Success! Thanks to Ambush Commander and mcgrailm in another question, I am now using a hilariously simple solution:
// a bit of context
$htmlDef = $this->configuration->getHTMLDefinition(true);
$anchor = $htmlDef->addBlankElement('a');
// HTMLPurifier_AttrTransform_RemoveLoneHttp strips 'href="http:/"' from
// all anchor tags (see first post for class detail)
$anchor->attr_transform_post[] = new HTMLPurifier_AttrTransform_RemoveLoneHttp();
// this is the magic! We're making 'href' a required attribute (note the
// asterisk) - now HTML Purifier removes <a></a>, as well as
// <a href="http:/"></a> after HTMLPurifier_AttrTransform_RemoveLoneHttp
// is through with it!
$htmlDef->addAttribute('a', 'href*', new HTMLPurifier_AttrDef_URI());
It works, it works, bahahahaHAHAHAHAnhͥͤͫ̀ğͮ͑̆ͦó̓̉ͬ͋h́ͧ̆̈́̉ğ̈́͐̈a̾̈́̑ͨô̔̄̑̇g̀̄h̘̝͊̐ͩͥ̋ͤ͛g̦̣̙̙̒̀ͥ̐̔ͅo̤̣hg͓̈́͋̇̓́̆a͖̩̯̥͕͂̈̐ͮ̒o̶ͬ̽̀̍ͮ̾ͮ͢҉̩͉̘͓̙̦̩̹͍̹̠̕g̵̡͔̙͉̱̠̙̩͚͑ͥ̎̓͛̋͗̍̽͋͑̈́̚...! * manic laughter, gurgling noises, keels over with a smile on her face *
The fact that you can't remove elements with a TagTransform appears to have been an implementation detail. The classic mechanism for removing nodes (a smidge higher-level than just tags) is to use an Injector though.

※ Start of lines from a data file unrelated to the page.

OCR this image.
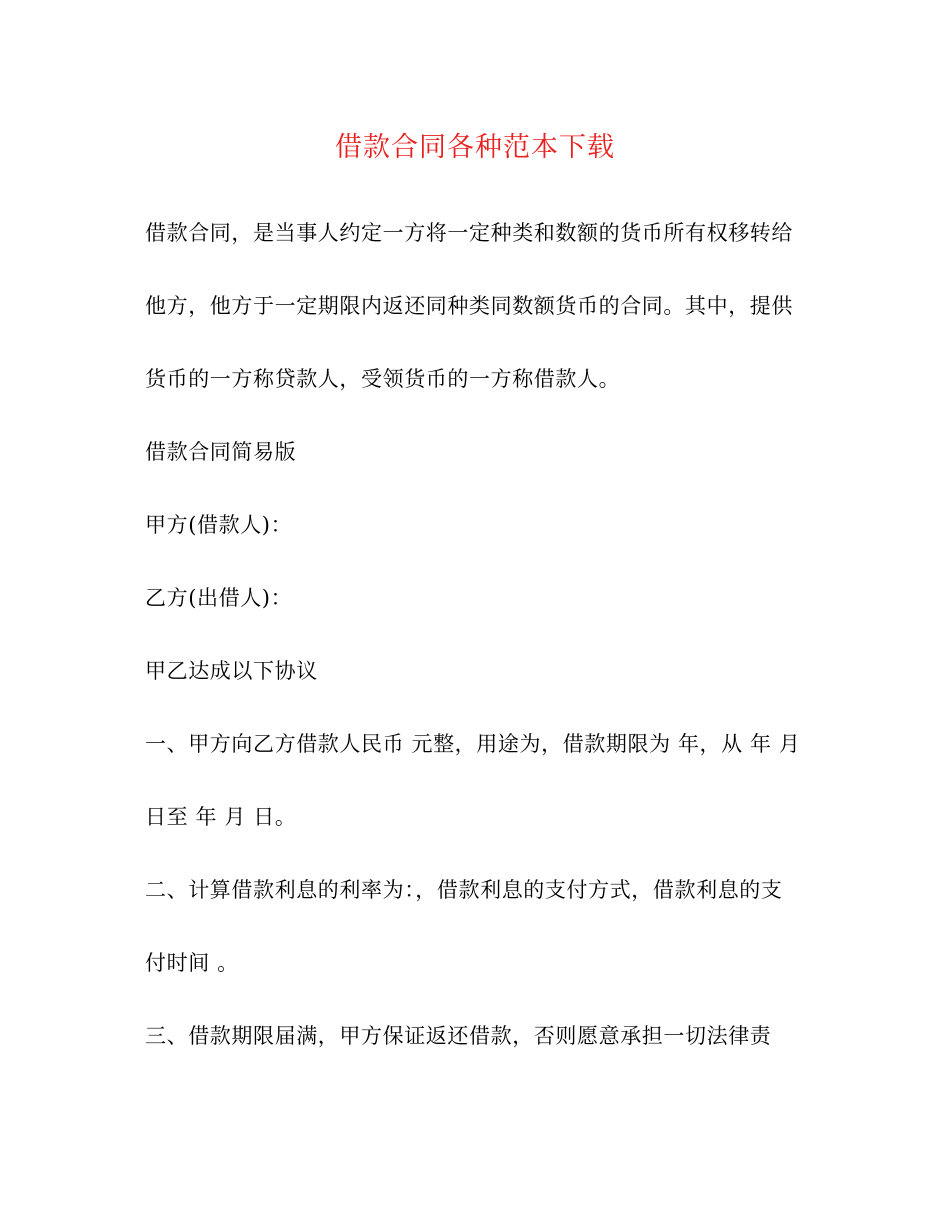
借款合同各种范本下载
借款合同，是当事人约定一方将一定种类和数额的货币所有权移转给
他方，他方于一定期限内返还同种类同数额货币的合同。其中，提供
货币的一方称贷款人，受领货币的一方称借款人。
借款合同简易版
甲方(借款人)：
乙方(出借人)：
甲乙达成以下协议
一、甲方向乙方借款人民币 元整，用途为，借款期限为 年，从 年 月
日至 年 月 日。
二、计算借款利息的利率为：，借款利息的支付方式，借款利息的支
付时间 。
三、借款期限届满，甲方保证返还借款，否则愿意承担一切法律责
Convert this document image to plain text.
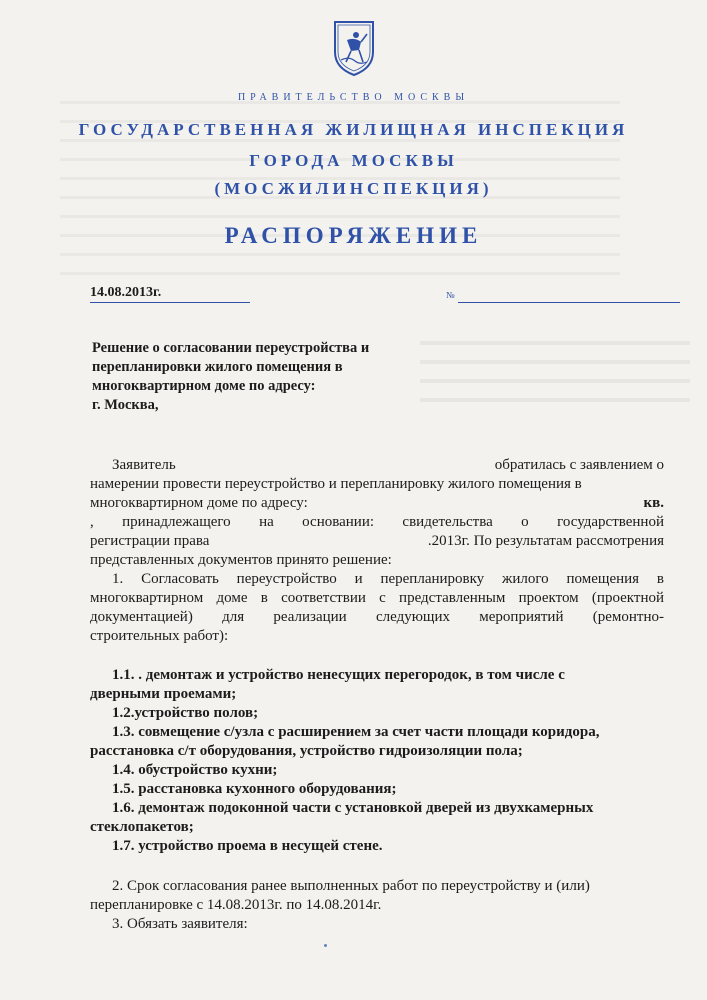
ПРАВИТЕЛЬСТВО МОСКВЫ
ГОСУДАРСТВЕННАЯ ЖИЛИЩНАЯ ИНСПЕКЦИЯ
ГОРОДА МОСКВЫ
(МОСЖИЛИНСПЕКЦИЯ)
РАСПОРЯЖЕНИЕ
14.08.2013г.	№
Решение о согласовании переустройства и
перепланировки жилого помещения в
многоквартирном доме по адресу:
г. Москва,
Заявитель	обратилась с заявлением о
намерении провести переустройство и перепланировку жилого помещения в
многоквартирном доме по адресу:	кв.
, принадлежащего на основании: свидетельства о государственной
регистрации права	.2013г. По результатам рассмотрения
представленных документов принято решение:
1. Согласовать переустройство и перепланировку жилого помещения в
многоквартирном доме в соответствии с представленным проектом (проектной
документацией) для реализации следующих мероприятий (ремонтно-
строительных работ):
1.1. . демонтаж и устройство ненесущих перегородок, в том числе с
дверными проемами;
1.2.устройство полов;
1.3. совмещение с/узла с расширением за счет части площади коридора,
расстановка с/т оборудования, устройство гидроизоляции пола;
1.4. обустройство кухни;
1.5. расстановка кухонного оборудования;
1.6. демонтаж подоконной части с установкой дверей из двухкамерных
стеклопакетов;
1.7. устройство проема в несущей стене.
2. Срок согласования ранее выполненных работ по переустройству и (или)
перепланировке с 14.08.2013г. по 14.08.2014г.
3. Обязать заявителя:
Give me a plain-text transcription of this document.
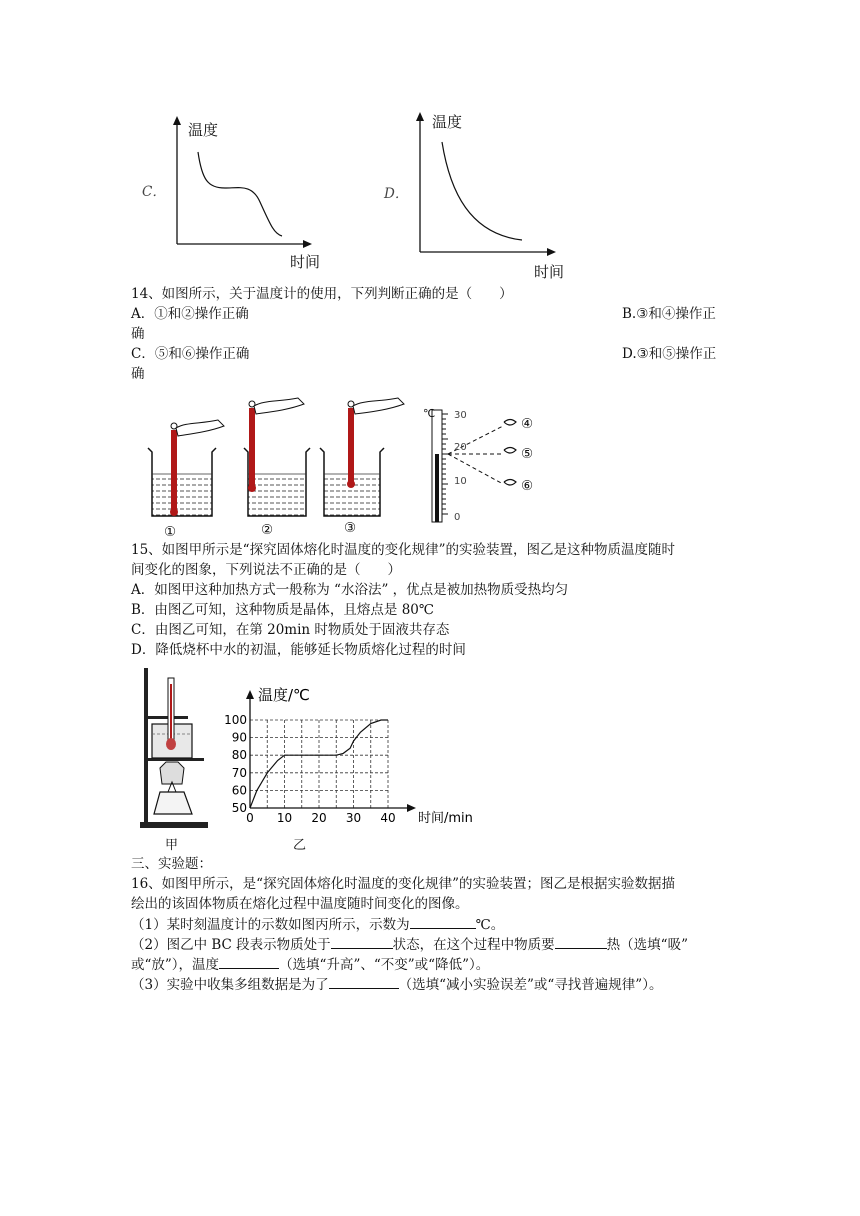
温度
时间
C．
温度
时间
D．
14、如图所示，关于温度计的使用，下列判断正确的是（　　）
A．①和②操作正确	B.③和④操作正
确
C．⑤和⑥操作正确	D.③和⑤操作正
确
①	②	③
℃ 30
20
10
0
④
⑤
⑥
15、如图甲所示是“探究固体熔化时温度的变化规律”的实验装置，图乙是这种物质温度随时
间变化的图象，下列说法不正确的是（　　）
A．如图甲这种加热方式一般称为 “水浴法” ，优点是被加热物质受热均匀
B．由图乙可知，这种物质是晶体，且熔点是 80℃
C．由图乙可知，在第 20min 时物质处于固液共存态
D．降低烧杯中水的初温，能够延长物质熔化过程的时间
甲	乙
0 10 20 30 40
50
60
70
80
90
100
温度/℃
时间/min
三、实验题：
16、如图甲所示，是“探究固体熔化时温度的变化规律”的实验装置；图乙是根据实验数据描
绘出的该固体物质在熔化过程中温度随时间变化的图像。
（1）某时刻温度计的示数如图丙所示，示数为	℃。
（2）图乙中 BC 段表示物质处于	状态，在这个过程中物质要	热（选填“吸”
或“放”），温度	（选填“升高”、“不变”或“降低”）。
（3）实验中收集多组数据是为了	（选填“减小实验误差”或“寻找普遍规律”）。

Anyway, the particular piece of functionality you're looking for is already implemented as %AutoFormat.RemoveEmpty
For perusal, this is my current solution. It works, but bypasses HTML Purifier entirely.
/**
* Removes <a></a> and <a href="http:/"></a> tags from the purified
* HTML.
* @todo solve this with an injector?
* @param string $purified The purified HTML
* @return string The purified HTML, sans pointless anchors.
*/
private function anchorCull($purified)
{
if (empty($purified)) return '';
// re-parse HTML
$domTree = new DOMDocument();
$domTree->loadHTML($purified);
// find all anchors (even good ones)
$anchors = $domTree->getElementsByTagName('a');
// collect bad anchors (destroying them in this loop breaks the DOM)
$destroyNodes = array();
for ($i = 0; ($i < $anchors->length); $i++) {
$anchor = $anchors->item($i);
$href = $anchor->attributes->getNamedItem('href');
// <a></a>
if (is_null($href)) {
$destroyNodes[] = $anchor;
// <a href="http:/"></a>
} else if ($href->nodeValue == 'http:/') {
$destroyNodes[] = $anchor;
}
}
// destroy the collected nodes
foreach ($destroyNodes as $node) {
// preserve content
$retain = $node->childNodes;
for ($i = 0; ($i < $retain->length); $i++) {
$rnode = $retain->item($i);
$node->parentNode->insertBefore($rnode, $node);
}
// actually destroy the node
$node->parentNode->removeChild($node);
}
// strip out HTML out of DOM structure string
$html = $domTree->saveHTML();
$begin = strpos($html, '<body>') + strlen('<body>');
$end = strpos($html, '</body>');
return substr($html, $begin, $end - $begin);
}
I'd still much rather have a good HTML Purifier solution to this, so, just as a heads-up, this answer won't end up self-accepted. But in case no better answer ends up coming around, at least it might help those with similar issues. :)